Un policier joint par RT France a également déploré : «Dans cette administration, on agit toujours avec un temps de retard, on réagit, mais on n'anticipe pas. Résultat, les collègues n'ont pas de masques. On va avoir des morts par négligence, malheureusement. Le facteur angoisse est évoqué par les patrons pour justifier l'interdiction de porter le masque FFP2 aux policiers, mais la réalité, c'est surtout qu'on n'en a pas de toute façon et je ne parle même pas de la date de péremption qui ne vaut en fait que pour l'élastique qui maintient le masque, ce dernier reste opérant malgré tout, mais nous n'en avons pas assez et quand il y en a, c'est bien souvent parce qu'un commandant avisé a prévu des stocks sur les deniers de l'unité.

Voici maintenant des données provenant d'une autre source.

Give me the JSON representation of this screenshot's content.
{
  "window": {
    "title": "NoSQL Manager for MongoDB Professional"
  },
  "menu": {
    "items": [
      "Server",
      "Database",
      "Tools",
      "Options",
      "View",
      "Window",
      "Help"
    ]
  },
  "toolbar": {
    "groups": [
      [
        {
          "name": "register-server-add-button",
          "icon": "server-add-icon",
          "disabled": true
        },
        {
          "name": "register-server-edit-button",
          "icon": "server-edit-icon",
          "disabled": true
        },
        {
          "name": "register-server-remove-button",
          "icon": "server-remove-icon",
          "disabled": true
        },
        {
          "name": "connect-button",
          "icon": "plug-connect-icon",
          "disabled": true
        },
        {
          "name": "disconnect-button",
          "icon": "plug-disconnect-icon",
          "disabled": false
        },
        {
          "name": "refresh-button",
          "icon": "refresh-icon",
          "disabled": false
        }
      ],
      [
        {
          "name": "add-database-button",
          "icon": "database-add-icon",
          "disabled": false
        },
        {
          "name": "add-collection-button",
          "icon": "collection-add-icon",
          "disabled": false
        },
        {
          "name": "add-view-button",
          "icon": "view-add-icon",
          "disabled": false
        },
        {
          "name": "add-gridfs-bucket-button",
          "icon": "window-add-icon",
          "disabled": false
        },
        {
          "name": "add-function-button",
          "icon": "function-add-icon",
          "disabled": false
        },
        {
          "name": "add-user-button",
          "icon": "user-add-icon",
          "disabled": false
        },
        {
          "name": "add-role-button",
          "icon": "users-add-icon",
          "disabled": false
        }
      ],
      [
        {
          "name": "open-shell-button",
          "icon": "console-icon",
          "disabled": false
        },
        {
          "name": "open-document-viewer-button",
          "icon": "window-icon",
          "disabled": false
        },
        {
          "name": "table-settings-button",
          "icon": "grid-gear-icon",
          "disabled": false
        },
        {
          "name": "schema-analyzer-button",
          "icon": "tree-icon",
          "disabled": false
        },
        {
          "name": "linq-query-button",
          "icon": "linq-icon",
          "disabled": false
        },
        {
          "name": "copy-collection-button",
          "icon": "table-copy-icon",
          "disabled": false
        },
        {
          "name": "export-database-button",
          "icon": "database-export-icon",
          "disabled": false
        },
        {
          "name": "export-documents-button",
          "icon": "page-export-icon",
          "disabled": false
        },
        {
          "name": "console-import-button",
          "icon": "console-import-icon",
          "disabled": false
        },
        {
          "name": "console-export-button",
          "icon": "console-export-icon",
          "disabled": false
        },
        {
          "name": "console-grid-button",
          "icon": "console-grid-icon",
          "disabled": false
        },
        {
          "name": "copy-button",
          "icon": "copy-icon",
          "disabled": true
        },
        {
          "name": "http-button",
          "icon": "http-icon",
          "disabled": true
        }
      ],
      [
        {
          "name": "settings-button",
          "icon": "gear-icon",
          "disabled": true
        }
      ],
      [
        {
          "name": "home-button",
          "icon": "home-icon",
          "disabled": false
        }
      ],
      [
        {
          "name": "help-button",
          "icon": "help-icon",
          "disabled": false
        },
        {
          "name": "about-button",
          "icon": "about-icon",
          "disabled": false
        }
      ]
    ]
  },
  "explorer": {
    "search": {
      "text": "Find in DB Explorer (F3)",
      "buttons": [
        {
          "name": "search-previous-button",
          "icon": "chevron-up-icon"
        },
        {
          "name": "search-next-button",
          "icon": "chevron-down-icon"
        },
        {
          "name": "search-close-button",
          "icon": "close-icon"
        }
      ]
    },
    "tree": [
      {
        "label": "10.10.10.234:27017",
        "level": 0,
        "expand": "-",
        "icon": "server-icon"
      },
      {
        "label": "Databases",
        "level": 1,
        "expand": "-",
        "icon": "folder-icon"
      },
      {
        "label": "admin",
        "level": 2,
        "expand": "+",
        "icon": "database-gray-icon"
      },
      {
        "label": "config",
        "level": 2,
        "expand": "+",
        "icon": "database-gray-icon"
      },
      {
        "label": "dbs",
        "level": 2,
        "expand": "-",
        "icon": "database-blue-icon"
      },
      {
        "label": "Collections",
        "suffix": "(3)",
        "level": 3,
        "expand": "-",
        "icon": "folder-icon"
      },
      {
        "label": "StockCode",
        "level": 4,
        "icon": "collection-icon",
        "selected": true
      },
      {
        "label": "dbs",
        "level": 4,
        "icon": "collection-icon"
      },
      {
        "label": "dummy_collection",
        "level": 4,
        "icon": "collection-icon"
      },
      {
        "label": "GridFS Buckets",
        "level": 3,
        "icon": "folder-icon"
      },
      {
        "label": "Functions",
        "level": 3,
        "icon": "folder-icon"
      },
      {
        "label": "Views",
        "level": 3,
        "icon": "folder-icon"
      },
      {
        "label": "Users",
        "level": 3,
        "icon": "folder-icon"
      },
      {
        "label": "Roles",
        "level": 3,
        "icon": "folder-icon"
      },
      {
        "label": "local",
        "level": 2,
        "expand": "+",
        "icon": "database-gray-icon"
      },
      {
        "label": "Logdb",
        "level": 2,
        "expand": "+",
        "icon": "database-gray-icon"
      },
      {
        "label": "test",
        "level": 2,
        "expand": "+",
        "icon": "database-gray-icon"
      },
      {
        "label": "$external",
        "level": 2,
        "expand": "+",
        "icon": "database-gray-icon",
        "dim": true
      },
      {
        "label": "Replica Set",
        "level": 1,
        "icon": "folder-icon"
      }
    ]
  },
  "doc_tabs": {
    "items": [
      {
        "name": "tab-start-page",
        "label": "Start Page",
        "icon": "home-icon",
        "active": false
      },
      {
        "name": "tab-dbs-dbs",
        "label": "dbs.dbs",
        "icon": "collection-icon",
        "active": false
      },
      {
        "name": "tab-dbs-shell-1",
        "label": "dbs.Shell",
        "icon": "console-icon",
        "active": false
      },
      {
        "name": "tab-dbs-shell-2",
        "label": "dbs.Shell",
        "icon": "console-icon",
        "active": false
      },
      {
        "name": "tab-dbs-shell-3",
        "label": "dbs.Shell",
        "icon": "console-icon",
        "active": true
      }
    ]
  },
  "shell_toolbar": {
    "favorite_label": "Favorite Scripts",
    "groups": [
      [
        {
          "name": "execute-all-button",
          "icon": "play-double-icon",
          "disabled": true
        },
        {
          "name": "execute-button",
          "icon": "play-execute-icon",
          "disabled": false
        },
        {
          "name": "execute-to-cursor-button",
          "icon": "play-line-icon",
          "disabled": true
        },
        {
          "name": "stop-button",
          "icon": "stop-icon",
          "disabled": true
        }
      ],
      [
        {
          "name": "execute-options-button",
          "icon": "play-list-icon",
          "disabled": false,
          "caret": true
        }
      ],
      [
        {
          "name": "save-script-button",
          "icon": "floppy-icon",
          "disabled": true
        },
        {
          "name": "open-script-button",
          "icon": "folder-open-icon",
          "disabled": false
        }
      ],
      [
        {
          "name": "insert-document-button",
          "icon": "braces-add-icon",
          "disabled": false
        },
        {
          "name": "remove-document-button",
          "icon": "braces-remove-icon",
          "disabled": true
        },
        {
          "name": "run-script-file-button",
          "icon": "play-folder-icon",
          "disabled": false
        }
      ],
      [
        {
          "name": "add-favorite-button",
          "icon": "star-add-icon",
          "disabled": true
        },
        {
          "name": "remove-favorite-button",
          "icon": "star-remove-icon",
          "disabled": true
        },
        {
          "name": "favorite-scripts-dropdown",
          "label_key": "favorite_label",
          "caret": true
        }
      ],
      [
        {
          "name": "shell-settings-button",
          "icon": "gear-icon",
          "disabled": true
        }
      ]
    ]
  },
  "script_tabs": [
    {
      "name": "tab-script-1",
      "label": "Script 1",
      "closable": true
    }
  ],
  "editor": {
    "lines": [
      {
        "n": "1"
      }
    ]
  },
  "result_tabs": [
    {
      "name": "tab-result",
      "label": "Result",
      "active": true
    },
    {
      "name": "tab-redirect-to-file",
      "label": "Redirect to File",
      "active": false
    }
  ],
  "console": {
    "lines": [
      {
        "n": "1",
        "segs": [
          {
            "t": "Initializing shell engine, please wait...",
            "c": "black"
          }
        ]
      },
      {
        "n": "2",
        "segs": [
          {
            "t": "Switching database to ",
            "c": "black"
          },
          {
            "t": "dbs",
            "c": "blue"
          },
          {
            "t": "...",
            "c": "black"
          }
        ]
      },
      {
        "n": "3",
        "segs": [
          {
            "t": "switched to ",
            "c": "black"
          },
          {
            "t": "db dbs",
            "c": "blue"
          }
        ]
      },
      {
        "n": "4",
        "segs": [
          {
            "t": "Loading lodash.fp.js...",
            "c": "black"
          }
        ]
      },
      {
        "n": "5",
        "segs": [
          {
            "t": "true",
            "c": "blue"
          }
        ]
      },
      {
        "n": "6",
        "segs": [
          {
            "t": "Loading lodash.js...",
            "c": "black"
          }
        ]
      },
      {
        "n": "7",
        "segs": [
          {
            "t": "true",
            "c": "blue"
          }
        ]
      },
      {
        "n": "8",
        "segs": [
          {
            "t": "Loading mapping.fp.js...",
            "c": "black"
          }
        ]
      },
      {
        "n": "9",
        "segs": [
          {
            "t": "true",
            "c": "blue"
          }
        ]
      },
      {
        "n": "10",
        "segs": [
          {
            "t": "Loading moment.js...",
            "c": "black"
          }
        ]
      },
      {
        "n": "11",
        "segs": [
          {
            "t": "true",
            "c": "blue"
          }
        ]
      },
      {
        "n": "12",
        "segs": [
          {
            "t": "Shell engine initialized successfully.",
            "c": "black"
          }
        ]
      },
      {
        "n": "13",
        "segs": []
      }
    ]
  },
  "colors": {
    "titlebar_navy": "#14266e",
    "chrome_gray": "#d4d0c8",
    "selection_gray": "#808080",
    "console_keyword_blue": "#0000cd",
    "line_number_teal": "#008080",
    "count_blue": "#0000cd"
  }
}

Nous le voyons bien quand nous croisons des collègues en police municipale qui sont mieux protégés que nous en police nationale !»
On va avoir des morts par négligence, malheureusement
Fidèle à sa verve, l'association de policiers en colère UPNI a publié sur son compte Facebook un message ironique adressé notamment au préfet de police de Paris, Didier Lallement et à l'ancien ministre des Solidarité et de la Santé, Agnès Buzyn : «Rappelons que [les forces de l'ordre] ne sont absolument pas pourvues en matériel de protection élémentaire. Pas de masques, pas de gel, pas de gants...ce qui n'émeut nullement le Préfet de police de Paris dont le degré d'exposition est à peu près égal à zéro. À l'évidence, les services les plus concernés, personnels médicaux et d'intervention sur le terrain, sont les plus défavorisés. [...] Une simple suggestion faite à Madame Buzyn qui paraît trépigner d'être utile à son pays. Qu'elle rejoigne sans tarder une unité où son expérience, son dévouement et ses qualités humaines seront appréciés à leur juste valeur. A bon entendeur.»

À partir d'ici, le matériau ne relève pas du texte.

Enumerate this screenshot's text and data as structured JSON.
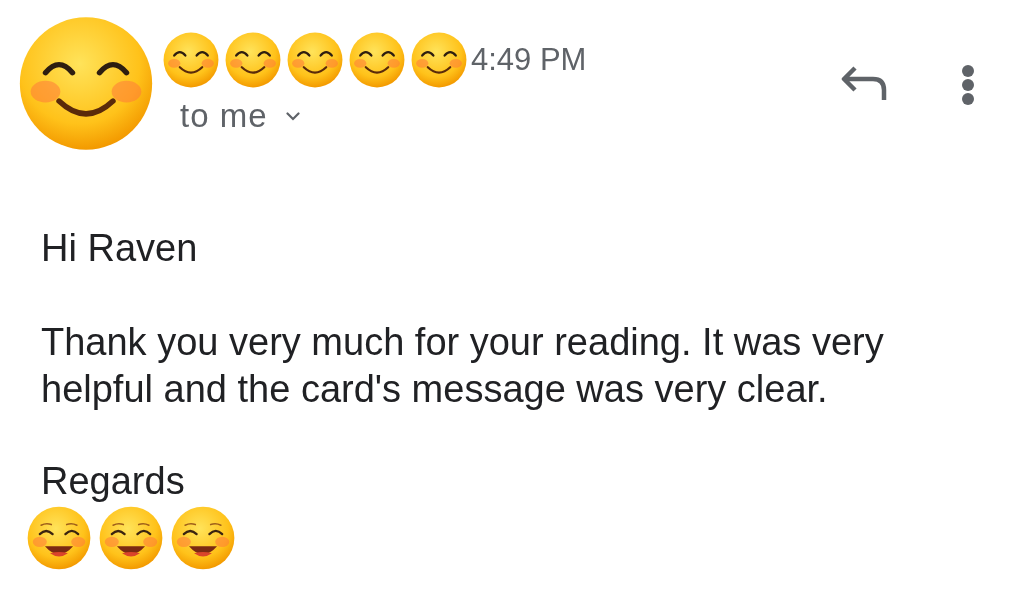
{
  "header": {
    "time": "4:49 PM",
    "recipient": "to me"
  },
  "body": {
    "greeting": "Hi Raven",
    "paragraphs": [
      "Thank you very much for your reading. It was very helpful and the card's message was very clear."
    ],
    "closing": "Regards"
  }
}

De toute façon, on n'a pas de masques !
Une autre organisation de policiers en colère très active sur les réseaux sociaux, le Collectif autonome des policiers d'Ile-de-France a également alerté, dès le 17 mars, sur le sujet de cette proscription des masques pour les fonctionnaires de police dans certains départements : «En pleine crise sanitaire, la Direction Centrale (DCSP) et un Directeur Départemental de la région parisienne interdisent le port des masques de protection à leurs effectifs ! Monsieur Castaner, y a pas un problème là ? Vous voudriez que l'on accueille et contrôle nos concitoyens dans la rue sans moyen de protection ? Nous vous écoutons...»

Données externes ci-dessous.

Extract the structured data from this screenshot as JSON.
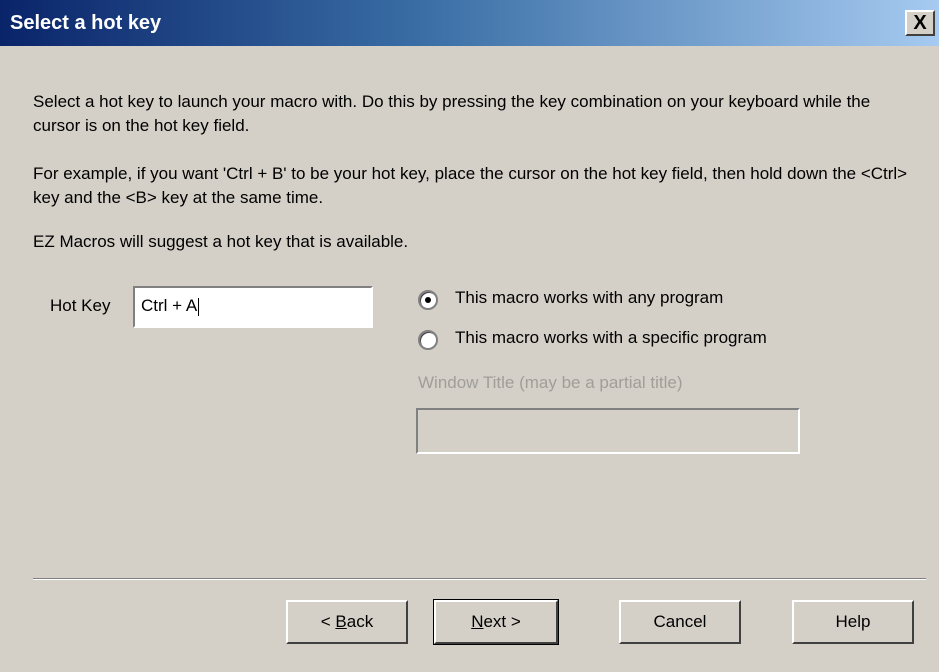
{
  "window": {
    "title": "Select a hot key",
    "close_glyph": "X"
  },
  "instructions": {
    "p1": "Select a hot key to launch your macro with.  Do this by pressing the key combination on your keyboard while the cursor is on the hot key field.",
    "p2": "For example, if you want 'Ctrl + B' to be your hot key, place the cursor on the hot key field, then hold down the <Ctrl> key and the <B> key at the same time.",
    "p3": "EZ Macros will suggest a hot key that is available."
  },
  "hotkey": {
    "label": "Hot Key",
    "value": "Ctrl + A"
  },
  "options": {
    "any_program": "This macro works with any program",
    "specific_program": "This macro works with a specific program",
    "selected": "any_program"
  },
  "window_title_field": {
    "label": "Window Title (may be a partial title)",
    "value": ""
  },
  "buttons": {
    "back_prefix": "< ",
    "back_mnemonic": "B",
    "back_rest": "ack",
    "next_mnemonic": "N",
    "next_rest": "ext >",
    "cancel": "Cancel",
    "help": "Help"
  }
}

Des interrogations en suspens depuis plusieurs semaines
Ainsi que RT France le faisait savoir le 17 mars, depuis plusieurs semaines et particulièrement depuis les nouvelles mesures communiquées au grand public le 16 mars, des inquiétudes ont été émises dans les rangs de la police nationale (syndicats et associations notamment) concernant la santé des fonctionnaires confrontés à l'accueil des publics dans les commissariats, et chargés de réaliser des contrôles de confinement dans le contexte de la pandémie de Covid-19 en France.
Mais ce sentiment est devenu très concret à partir du 17 mars avec l'injonction faite aux Français de rester chez eux et de n'en sortir que sous des conditions strictes. De nombreux policiers ont alors déploré les conditions de travail et le manque de protection.